The Future of Behavioral Economics in Antitrust Jurisprudence

…is quite limited, according to an article of this title by Judge Douglas Ginsburg and Derek Moore of Cadwalader that appeared in the most recent Competition Policy International Journal.  This despite the surge of scholarship on the subject in legal journals over the last decade shown in the following table:

Ginsburg & Moore fault the failure of behavioral economics to provide neat rules of decision in particular cases for its lagging incorporation into judicial opinions.  But it is really the lack of a particular kind of rule in behavioral economics that they find so disagreeable to modern antitrust jurisprudence — namely, the kind of rule that exonerates broad categories of business conduct and narrows antitrust law’s scope.  Neoclassical price theory is very good at providing such rules, and consequently has been embraced by “a Supreme Court [that] has labored for more than 30 years to reign in and rationalize antitrust law.”

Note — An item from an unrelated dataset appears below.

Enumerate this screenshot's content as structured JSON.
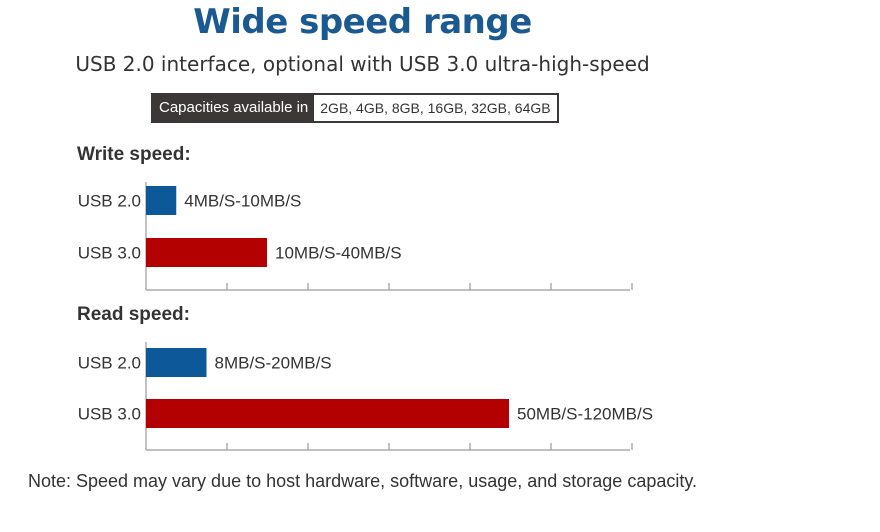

Yet even in the face of this project, there may be a role for behavioral economics in lower court practice for the savvy attorney.  Recent Supreme Court cases invite lower courts to examine the plausibility of the claims made in antitrust cases at the very beginning, even before any evidence has been gathered and put before the court.  Under these precedents, neoclassical theory is often employed to show that accused conduct could not be harmful to consumers in an efficient market, and antitrust cases are increasingly dismissed at the outset on such grounds.  But behavioral economics is excellent above all else in showing where the efficient market hypothesis breaks down.  By providing concrete reasons why the assumptions of neoclassical price theory may not obtain in a particular case, behavioral economics may open the door to allowing a case to proceed to the point where evidence may be gathered to show that accused conduct is harmful in the real world.

With great respect to Judge Ginsburg, though I agree that behavioral economics is unlikely to generate broad-brush rules of the sort that the Supreme Court has found so salutary in neoclassical price theory, its potential to negate such rules could make it a force to be reckoned with yet in the actual practice of antitrust law.